Schraverus: ‘Je moet in ieder geval consequent zijn in je gedrag. Ik oog heel vriendelijk en dat houd ik tot het bittere eind vol. Natuurlijk word ik weleens ontzettend nijdig, maar altijd achter gesloten deuren. Daarnaast moet je snel een analyse kunnen maken en vervolgens duidelijkheid geven over je aanpak. Ik doe dat meestal door grote problemen op te knippen en ze vervolgens stukje voor stukje op te lossen. Daardoor lijkt het voor de organisatie vaak gemakkelijker dan het is. Verder waak ik ervoor aan pigeonholing te doen; ook al hebben de problemen die je tegenkomt een aantal gezamenlijke kenmerken, elke organisatie vergt een andere manier van aansturen en oplossen.’

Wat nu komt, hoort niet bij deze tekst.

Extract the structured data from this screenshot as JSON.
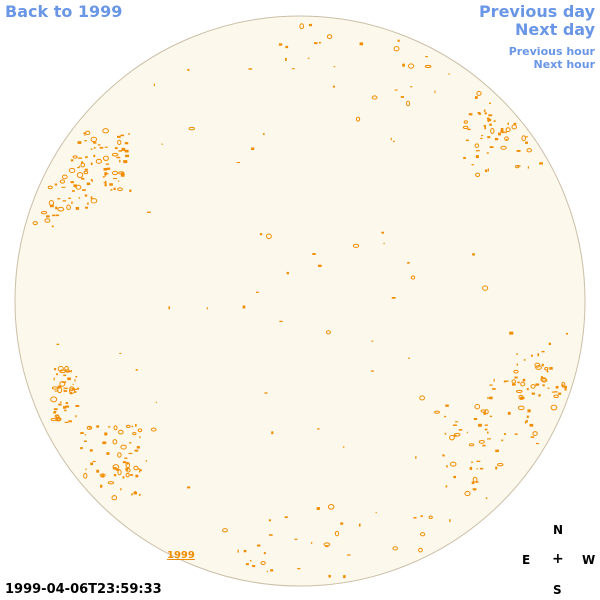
{
  "nav": {
    "back_label": "Back to 1999",
    "previous_day": "Previous day",
    "next_day": "Next day",
    "previous_hour": "Previous hour",
    "next_hour": "Next hour"
  },
  "sky": {
    "disk_fill": "#fdf8ec",
    "disk_stroke": "#cbbfa8",
    "mark_color": "#ef8c00",
    "label": "1999"
  },
  "timestamp": "1999-04-06T23:59:33",
  "compass": {
    "n": "N",
    "e": "E",
    "w": "W",
    "s": "S",
    "center": "+"
  }
}
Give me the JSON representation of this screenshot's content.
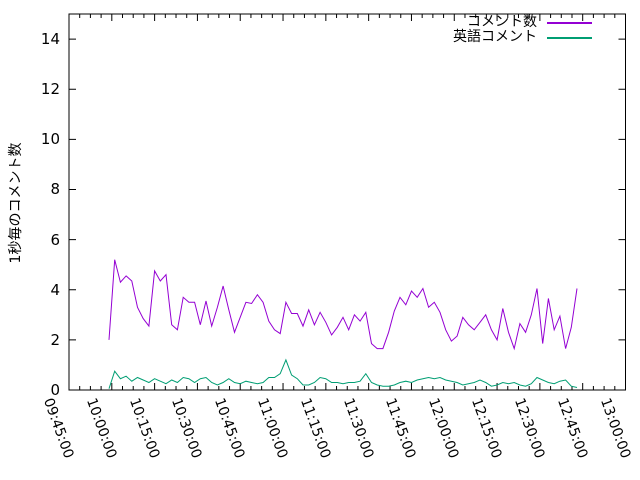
{
  "figure": {
    "background_color": "#ffffff",
    "axis_color": "#000000",
    "text_color": "#000000"
  },
  "chart_data": {
    "type": "line",
    "title": "",
    "xlabel": "",
    "ylabel": "1秒毎のコメント数",
    "grid": "off",
    "x_axis": {
      "range": [
        "09:45:00",
        "13:00:00"
      ],
      "tick_labels": [
        "09:45:00",
        "10:00:00",
        "10:15:00",
        "10:30:00",
        "10:45:00",
        "11:00:00",
        "11:15:00",
        "11:30:00",
        "11:45:00",
        "12:00:00",
        "12:15:00",
        "12:30:00",
        "12:45:00",
        "13:00:00"
      ],
      "major_tick_interval_minutes": 15,
      "minor_ticks_per_major": 4
    },
    "y_axis": {
      "range": [
        0,
        15
      ],
      "ticks": [
        0,
        2,
        4,
        6,
        8,
        10,
        12,
        14
      ]
    },
    "legend": {
      "position": "top-right-inside",
      "entries": [
        "コメント数",
        "英語コメント"
      ]
    },
    "series": [
      {
        "id": "comments",
        "name": "コメント数",
        "color": "#9400d3",
        "points": [
          [
            "09:59",
            2.0
          ],
          [
            "10:01",
            5.2
          ],
          [
            "10:03",
            4.3
          ],
          [
            "10:05",
            4.55
          ],
          [
            "10:07",
            4.35
          ],
          [
            "10:09",
            3.3
          ],
          [
            "10:11",
            2.85
          ],
          [
            "10:13",
            2.55
          ],
          [
            "10:15",
            4.75
          ],
          [
            "10:17",
            4.35
          ],
          [
            "10:19",
            4.6
          ],
          [
            "10:21",
            2.6
          ],
          [
            "10:23",
            2.4
          ],
          [
            "10:25",
            3.7
          ],
          [
            "10:27",
            3.5
          ],
          [
            "10:29",
            3.5
          ],
          [
            "10:31",
            2.6
          ],
          [
            "10:33",
            3.55
          ],
          [
            "10:35",
            2.55
          ],
          [
            "10:37",
            3.3
          ],
          [
            "10:39",
            4.15
          ],
          [
            "10:41",
            3.2
          ],
          [
            "10:43",
            2.3
          ],
          [
            "10:45",
            2.9
          ],
          [
            "10:47",
            3.5
          ],
          [
            "10:49",
            3.45
          ],
          [
            "10:51",
            3.8
          ],
          [
            "10:53",
            3.5
          ],
          [
            "10:55",
            2.75
          ],
          [
            "10:57",
            2.4
          ],
          [
            "10:59",
            2.25
          ],
          [
            "11:01",
            3.5
          ],
          [
            "11:03",
            3.05
          ],
          [
            "11:05",
            3.05
          ],
          [
            "11:07",
            2.55
          ],
          [
            "11:09",
            3.2
          ],
          [
            "11:11",
            2.6
          ],
          [
            "11:13",
            3.1
          ],
          [
            "11:15",
            2.7
          ],
          [
            "11:17",
            2.2
          ],
          [
            "11:19",
            2.5
          ],
          [
            "11:21",
            2.9
          ],
          [
            "11:23",
            2.4
          ],
          [
            "11:25",
            3.0
          ],
          [
            "11:27",
            2.75
          ],
          [
            "11:29",
            3.1
          ],
          [
            "11:31",
            1.85
          ],
          [
            "11:33",
            1.65
          ],
          [
            "11:35",
            1.65
          ],
          [
            "11:37",
            2.3
          ],
          [
            "11:39",
            3.15
          ],
          [
            "11:41",
            3.7
          ],
          [
            "11:43",
            3.4
          ],
          [
            "11:45",
            3.95
          ],
          [
            "11:47",
            3.7
          ],
          [
            "11:49",
            4.05
          ],
          [
            "11:51",
            3.3
          ],
          [
            "11:53",
            3.5
          ],
          [
            "11:55",
            3.1
          ],
          [
            "11:57",
            2.4
          ],
          [
            "11:59",
            1.95
          ],
          [
            "12:01",
            2.15
          ],
          [
            "12:03",
            2.9
          ],
          [
            "12:05",
            2.6
          ],
          [
            "12:07",
            2.4
          ],
          [
            "12:09",
            2.7
          ],
          [
            "12:11",
            3.0
          ],
          [
            "12:13",
            2.4
          ],
          [
            "12:15",
            2.0
          ],
          [
            "12:17",
            3.25
          ],
          [
            "12:19",
            2.3
          ],
          [
            "12:21",
            1.65
          ],
          [
            "12:23",
            2.65
          ],
          [
            "12:25",
            2.3
          ],
          [
            "12:27",
            3.0
          ],
          [
            "12:29",
            4.05
          ],
          [
            "12:31",
            1.85
          ],
          [
            "12:33",
            3.65
          ],
          [
            "12:35",
            2.4
          ],
          [
            "12:37",
            2.95
          ],
          [
            "12:39",
            1.65
          ],
          [
            "12:41",
            2.5
          ],
          [
            "12:43",
            4.05
          ]
        ]
      },
      {
        "id": "english-comments",
        "name": "英語コメント",
        "color": "#009e73",
        "points": [
          [
            "09:59",
            0.05
          ],
          [
            "10:01",
            0.75
          ],
          [
            "10:03",
            0.45
          ],
          [
            "10:05",
            0.55
          ],
          [
            "10:07",
            0.35
          ],
          [
            "10:09",
            0.5
          ],
          [
            "10:11",
            0.4
          ],
          [
            "10:13",
            0.3
          ],
          [
            "10:15",
            0.45
          ],
          [
            "10:17",
            0.35
          ],
          [
            "10:19",
            0.25
          ],
          [
            "10:21",
            0.4
          ],
          [
            "10:23",
            0.3
          ],
          [
            "10:25",
            0.5
          ],
          [
            "10:27",
            0.45
          ],
          [
            "10:29",
            0.3
          ],
          [
            "10:31",
            0.45
          ],
          [
            "10:33",
            0.5
          ],
          [
            "10:35",
            0.3
          ],
          [
            "10:37",
            0.2
          ],
          [
            "10:39",
            0.3
          ],
          [
            "10:41",
            0.45
          ],
          [
            "10:43",
            0.3
          ],
          [
            "10:45",
            0.25
          ],
          [
            "10:47",
            0.35
          ],
          [
            "10:49",
            0.3
          ],
          [
            "10:51",
            0.25
          ],
          [
            "10:53",
            0.3
          ],
          [
            "10:55",
            0.5
          ],
          [
            "10:57",
            0.5
          ],
          [
            "10:59",
            0.65
          ],
          [
            "11:01",
            1.2
          ],
          [
            "11:03",
            0.6
          ],
          [
            "11:05",
            0.45
          ],
          [
            "11:07",
            0.2
          ],
          [
            "11:09",
            0.2
          ],
          [
            "11:11",
            0.3
          ],
          [
            "11:13",
            0.5
          ],
          [
            "11:15",
            0.45
          ],
          [
            "11:17",
            0.3
          ],
          [
            "11:19",
            0.3
          ],
          [
            "11:21",
            0.25
          ],
          [
            "11:23",
            0.3
          ],
          [
            "11:25",
            0.3
          ],
          [
            "11:27",
            0.35
          ],
          [
            "11:29",
            0.65
          ],
          [
            "11:31",
            0.3
          ],
          [
            "11:33",
            0.2
          ],
          [
            "11:35",
            0.15
          ],
          [
            "11:37",
            0.15
          ],
          [
            "11:39",
            0.2
          ],
          [
            "11:41",
            0.3
          ],
          [
            "11:43",
            0.35
          ],
          [
            "11:45",
            0.3
          ],
          [
            "11:47",
            0.4
          ],
          [
            "11:49",
            0.45
          ],
          [
            "11:51",
            0.5
          ],
          [
            "11:53",
            0.45
          ],
          [
            "11:55",
            0.5
          ],
          [
            "11:57",
            0.4
          ],
          [
            "11:59",
            0.35
          ],
          [
            "12:01",
            0.3
          ],
          [
            "12:03",
            0.2
          ],
          [
            "12:05",
            0.25
          ],
          [
            "12:07",
            0.3
          ],
          [
            "12:09",
            0.4
          ],
          [
            "12:11",
            0.3
          ],
          [
            "12:13",
            0.15
          ],
          [
            "12:15",
            0.2
          ],
          [
            "12:17",
            0.3
          ],
          [
            "12:19",
            0.25
          ],
          [
            "12:21",
            0.3
          ],
          [
            "12:23",
            0.2
          ],
          [
            "12:25",
            0.15
          ],
          [
            "12:27",
            0.25
          ],
          [
            "12:29",
            0.5
          ],
          [
            "12:31",
            0.4
          ],
          [
            "12:33",
            0.3
          ],
          [
            "12:35",
            0.25
          ],
          [
            "12:37",
            0.35
          ],
          [
            "12:39",
            0.4
          ],
          [
            "12:41",
            0.15
          ],
          [
            "12:43",
            0.1
          ]
        ]
      }
    ]
  }
}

Van Miltenburg: ‘Die oplossingen zul je steeds samen met de mensen in de organisatie moeten vinden. Ik geef vanaf dag één heel duidelijk aan dat ze straks zonder mij verder moeten en dat ik ze ga helpen te ontdekken wat er moet gebeuren, zodat ze na mijn vertrek niet terugvallen. Ik ga ze dus niet vertellen wat ze na mijn vertrek moeten doen. De kracht van een interim-bestuurder is dat je geen historie en geen toekomst hebt in een organisatie. Ik kan zonder last van het verleden schetsen waardoor ze in de problemen zijn gekomen én onomwonden duidelijk maken hoe je dat in de toekomst kunt voorkomen, want ik maak zelf geen deel uit van die toekomst.
Eigenlijk ben je als interim een beetje teflonachtig: onafhankelijk en ongrijpbaar omdat je geen speelbal van de belangen kunt worden. Je weet bij voorbaat dat iedereen dat toch gaat proberen. Alles is immers belangrijk en alles moet gebeuren. Als je eenmaal een koers hebt uitgezet, is het dus belangrijk daar consequent aan vast te houden. Koersvastheid is de levenslijn van de interim.’

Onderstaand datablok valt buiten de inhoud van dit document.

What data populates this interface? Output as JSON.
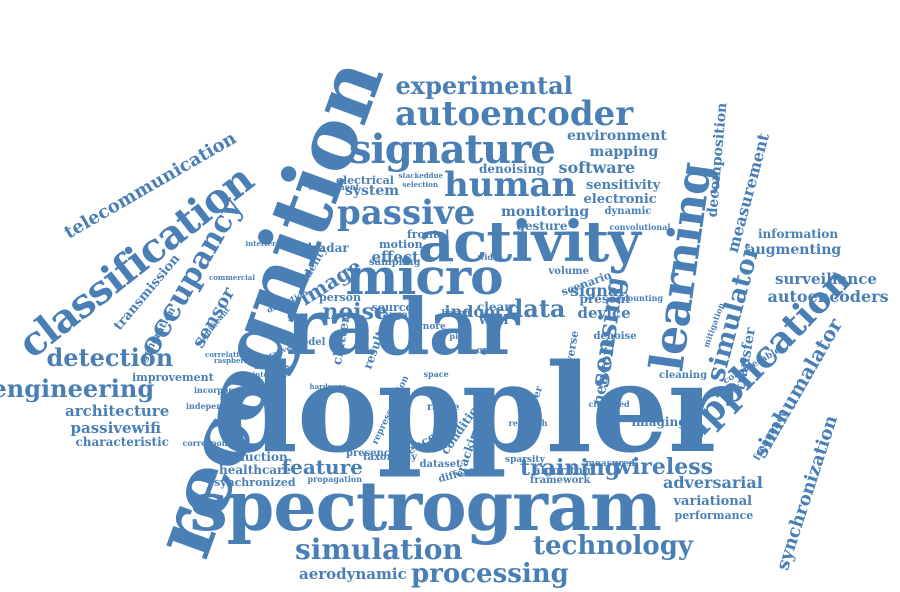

Ik kan me ook voorstellen dat mensen denken: deze man of vrouw heeft geen verleden en toekomst in dit bedrijf, dus het zal onze tijd wel duren. Hoe krijgt u ze toch mee?
Van Miltenburg: ‘Dat doe ik door urgentie te creëren. Die urgentie is er, want anders zou ik de opdracht niet hebben gekregen, maar vaak is het toch niet helemaal ingedaald. Dat gevoel probeer ik alsnog op te wekken door te beschrijven welke scenario’s zich kunnen ontvouwen als ze blijven doen wat ze deden. Ik laat zien wat de voor- en nadelen zijn van hun manier van werken en stel vervolgens de vraag: zitten we in deze situatie vanwege die nadelen of hebben jullie de positieve kanten te weinig ingezet? Ik maak ook altijd barrièreprofielen: waar zijn jullie niet doorheen gekomen? Waarom niet? En wat gaan we doen om die barrières weg te halen? Dat probeer ik al in de eerste paar weken zichtbaar te maken, want anders kom je niet verder.’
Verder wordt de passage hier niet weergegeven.